Brent crude prices have shown a solid recovery this week, gaining USD 2.9 per barrel from Monday’s opening to trade at USD 73.8 this morning. A rebound from last week’s bearish close at USD 70.9 per barrel, the lowest since late October. Brent traded in a range of USD 70.9 to USD 74.28 last week, ending down 2.5% despite OPEC+ delivering a more extended timeline for reintroducing supply cuts. The market’s moderate response underscores a continuous lingering concern about oversupply and muted demand growth.

Ole R. Hvalbye, Analyst Commodities, SEB
Ole R. Hvalbye, Analyst Commodities, SEB

Yet, hedge funds and other institutional investors began rebuilding their positions in Brent last week amid OPEC+ negotiations. Fund managers added 26 million barrels to their Brent contracts, bringing their net long positions to 157 million barrels – the highest since July. This uptick signals a cautiously optimistic outlook, driven by OPEC+ efforts to manage supply effectively. However, while Brent’s positioning improved to the 35th percentile for weeks since 2010, the WTI positioning, remains in historically bearish territory, reflecting broader market skepticism.

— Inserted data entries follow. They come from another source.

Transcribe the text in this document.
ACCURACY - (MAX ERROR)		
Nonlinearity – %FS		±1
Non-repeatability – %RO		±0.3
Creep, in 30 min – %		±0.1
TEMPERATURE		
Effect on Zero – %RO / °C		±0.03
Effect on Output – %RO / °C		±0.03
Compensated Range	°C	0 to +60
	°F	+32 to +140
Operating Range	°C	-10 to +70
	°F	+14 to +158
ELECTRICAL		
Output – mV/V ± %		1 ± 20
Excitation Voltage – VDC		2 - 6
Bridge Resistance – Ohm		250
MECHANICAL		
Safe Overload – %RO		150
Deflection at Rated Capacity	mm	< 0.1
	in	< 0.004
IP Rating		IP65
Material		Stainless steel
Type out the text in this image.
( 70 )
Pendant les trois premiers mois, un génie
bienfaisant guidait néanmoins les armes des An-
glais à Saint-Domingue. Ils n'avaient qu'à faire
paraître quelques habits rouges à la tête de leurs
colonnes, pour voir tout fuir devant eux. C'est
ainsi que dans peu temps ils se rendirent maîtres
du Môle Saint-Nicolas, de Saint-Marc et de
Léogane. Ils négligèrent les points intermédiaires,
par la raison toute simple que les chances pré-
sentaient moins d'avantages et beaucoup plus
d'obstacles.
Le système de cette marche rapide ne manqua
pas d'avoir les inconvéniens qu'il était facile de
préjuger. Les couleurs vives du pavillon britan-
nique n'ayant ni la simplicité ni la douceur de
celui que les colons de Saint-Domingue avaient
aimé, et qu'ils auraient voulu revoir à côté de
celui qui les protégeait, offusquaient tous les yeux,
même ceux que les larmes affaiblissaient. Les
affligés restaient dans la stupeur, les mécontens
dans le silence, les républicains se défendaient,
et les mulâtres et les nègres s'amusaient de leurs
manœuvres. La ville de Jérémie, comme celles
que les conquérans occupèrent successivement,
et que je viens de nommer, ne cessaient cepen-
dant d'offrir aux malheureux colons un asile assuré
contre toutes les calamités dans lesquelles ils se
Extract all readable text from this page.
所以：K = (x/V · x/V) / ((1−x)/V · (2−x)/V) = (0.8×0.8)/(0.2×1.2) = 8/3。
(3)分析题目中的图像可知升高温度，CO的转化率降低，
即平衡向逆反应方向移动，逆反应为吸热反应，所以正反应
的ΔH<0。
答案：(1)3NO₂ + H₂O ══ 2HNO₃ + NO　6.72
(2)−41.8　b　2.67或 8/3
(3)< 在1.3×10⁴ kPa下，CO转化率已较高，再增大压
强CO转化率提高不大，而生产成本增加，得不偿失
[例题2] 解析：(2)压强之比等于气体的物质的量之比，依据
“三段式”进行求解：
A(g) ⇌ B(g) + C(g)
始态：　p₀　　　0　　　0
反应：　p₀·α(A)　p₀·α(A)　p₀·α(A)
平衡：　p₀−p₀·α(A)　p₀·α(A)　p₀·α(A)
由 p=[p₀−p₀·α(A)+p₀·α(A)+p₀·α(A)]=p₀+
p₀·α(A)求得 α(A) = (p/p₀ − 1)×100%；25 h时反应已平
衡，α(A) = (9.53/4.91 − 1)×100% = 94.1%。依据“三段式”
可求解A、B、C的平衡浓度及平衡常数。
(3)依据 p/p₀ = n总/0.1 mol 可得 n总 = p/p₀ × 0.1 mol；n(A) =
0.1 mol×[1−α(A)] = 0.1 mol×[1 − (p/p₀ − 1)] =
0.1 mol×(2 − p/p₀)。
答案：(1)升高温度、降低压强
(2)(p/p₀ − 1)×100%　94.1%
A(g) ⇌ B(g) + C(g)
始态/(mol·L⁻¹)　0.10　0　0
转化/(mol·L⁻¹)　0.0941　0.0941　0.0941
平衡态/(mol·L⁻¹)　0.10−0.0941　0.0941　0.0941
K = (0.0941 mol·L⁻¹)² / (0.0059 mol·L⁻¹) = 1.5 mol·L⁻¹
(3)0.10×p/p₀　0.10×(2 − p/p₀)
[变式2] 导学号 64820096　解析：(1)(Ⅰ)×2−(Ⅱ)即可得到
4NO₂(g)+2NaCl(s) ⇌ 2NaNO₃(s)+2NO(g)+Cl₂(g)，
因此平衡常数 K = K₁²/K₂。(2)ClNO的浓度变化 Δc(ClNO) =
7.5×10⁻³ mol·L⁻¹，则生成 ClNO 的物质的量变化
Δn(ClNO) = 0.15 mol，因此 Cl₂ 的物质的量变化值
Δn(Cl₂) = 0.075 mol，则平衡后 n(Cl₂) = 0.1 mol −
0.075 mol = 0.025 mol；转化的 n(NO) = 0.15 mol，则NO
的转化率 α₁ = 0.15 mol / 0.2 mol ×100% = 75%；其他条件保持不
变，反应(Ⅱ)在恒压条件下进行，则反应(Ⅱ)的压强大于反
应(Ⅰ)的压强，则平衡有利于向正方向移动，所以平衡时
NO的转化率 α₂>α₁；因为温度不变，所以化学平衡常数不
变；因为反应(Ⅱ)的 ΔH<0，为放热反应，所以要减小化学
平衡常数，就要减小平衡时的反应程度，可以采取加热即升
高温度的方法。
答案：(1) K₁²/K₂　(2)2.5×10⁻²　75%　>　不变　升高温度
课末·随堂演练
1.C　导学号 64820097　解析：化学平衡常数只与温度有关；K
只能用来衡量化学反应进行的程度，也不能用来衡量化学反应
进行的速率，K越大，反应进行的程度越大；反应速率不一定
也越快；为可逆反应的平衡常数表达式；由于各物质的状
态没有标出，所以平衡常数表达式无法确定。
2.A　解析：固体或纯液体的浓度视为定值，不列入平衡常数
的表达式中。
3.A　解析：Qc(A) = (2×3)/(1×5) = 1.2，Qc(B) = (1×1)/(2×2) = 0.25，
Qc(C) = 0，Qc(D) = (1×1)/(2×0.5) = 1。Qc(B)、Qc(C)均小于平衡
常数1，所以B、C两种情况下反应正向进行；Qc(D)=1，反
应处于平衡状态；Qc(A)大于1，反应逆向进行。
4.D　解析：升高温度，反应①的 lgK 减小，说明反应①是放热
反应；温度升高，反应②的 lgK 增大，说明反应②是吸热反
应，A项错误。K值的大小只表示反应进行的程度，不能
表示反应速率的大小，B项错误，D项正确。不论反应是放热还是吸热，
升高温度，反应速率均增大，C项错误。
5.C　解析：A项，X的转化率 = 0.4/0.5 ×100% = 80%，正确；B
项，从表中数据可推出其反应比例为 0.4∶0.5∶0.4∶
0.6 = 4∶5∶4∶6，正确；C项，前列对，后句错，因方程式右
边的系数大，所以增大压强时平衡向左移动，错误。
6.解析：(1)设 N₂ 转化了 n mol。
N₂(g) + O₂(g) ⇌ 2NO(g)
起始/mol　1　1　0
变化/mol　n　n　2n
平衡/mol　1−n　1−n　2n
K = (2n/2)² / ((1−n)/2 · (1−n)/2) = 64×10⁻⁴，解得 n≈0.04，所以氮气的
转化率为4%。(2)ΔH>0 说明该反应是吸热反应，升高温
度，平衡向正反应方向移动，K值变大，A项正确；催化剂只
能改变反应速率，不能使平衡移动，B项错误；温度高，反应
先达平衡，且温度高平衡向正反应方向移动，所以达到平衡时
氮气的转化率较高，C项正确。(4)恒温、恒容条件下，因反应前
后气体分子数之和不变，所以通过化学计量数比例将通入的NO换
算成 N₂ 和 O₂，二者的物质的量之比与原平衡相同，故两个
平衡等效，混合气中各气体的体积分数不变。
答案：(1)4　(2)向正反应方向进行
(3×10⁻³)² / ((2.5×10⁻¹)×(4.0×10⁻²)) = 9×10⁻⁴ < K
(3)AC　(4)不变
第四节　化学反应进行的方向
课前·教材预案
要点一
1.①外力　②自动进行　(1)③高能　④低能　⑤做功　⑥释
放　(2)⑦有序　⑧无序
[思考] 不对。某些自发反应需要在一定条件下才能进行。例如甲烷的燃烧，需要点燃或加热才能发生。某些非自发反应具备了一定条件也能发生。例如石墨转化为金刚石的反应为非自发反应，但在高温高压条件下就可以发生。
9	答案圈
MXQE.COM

According to CNPC, China’s oil demand is now projected to peak as early as 2025, five years sooner than previous estimates by the Chinese oil major, due to rapid advancements in new-energy vehicles (NEVs) and LNG for trucking. Diesel consumption peaked in 2019, and gasoline demand reached its zenith in 2022. Economic factors and accelerated energy transitions have diminished China’s role as a key driver of global crude demand growth, and India sails up as a key player accounting for demand growth going forward.

Last week’s bearish price action followed an OPEC+ decision to extend the return of 2.2 million barrels per day in supply cuts from January to April. The phased increases – split into 18 increments – are designed to gradually reintroduce sidelined barrels. While this strategy underscores OPEC+’s commitment to market stability, it also highlights the group’s intent to reclaim market share, limiting price upside potential further out. The market continues to find support near the USD 70 per barrel line, with geopolitical tensions providing occasional rallies but failing to shift the overall bearish sentiment for now.

Yesterday, we received US DOE data covering US inventories. Crude oil inventories decreased by 1.4 million barrels last week (API estimated 0.5 million barrels increase), bringing total stocks to 422 million barrels, about 6% below the five-year average for this time of year. Meanwhile, gasoline inventories surged by 5.1 million barrels (API estimated a 2.9 million barrel rise), and distillate (diesel) inventories rose by 3.2 million barrels (API was at a 1.5 million barrel decline). Despite these increases, total commercial petroleum inventories dropped by 0.9 million barrels. Refineries operated at 92.4% capacity, and imports declined significantly by 1.3 million barrels per day. Overall, the inventory development highlights a tightening market here and now, albeit with pockets of a strong supply of refined products.

In summary, Brent crude prices have staged a recovery this week, supported by improving investor sentiment and tightening crude inventories. However, structural shifts in global demand, especially in China, and OPEC+’s cautious supply management strategy continue to anchor market expectations. As the market approaches the year-end, attention will continue to remain on crude and product inventories and geopolitical developments as key price influencers.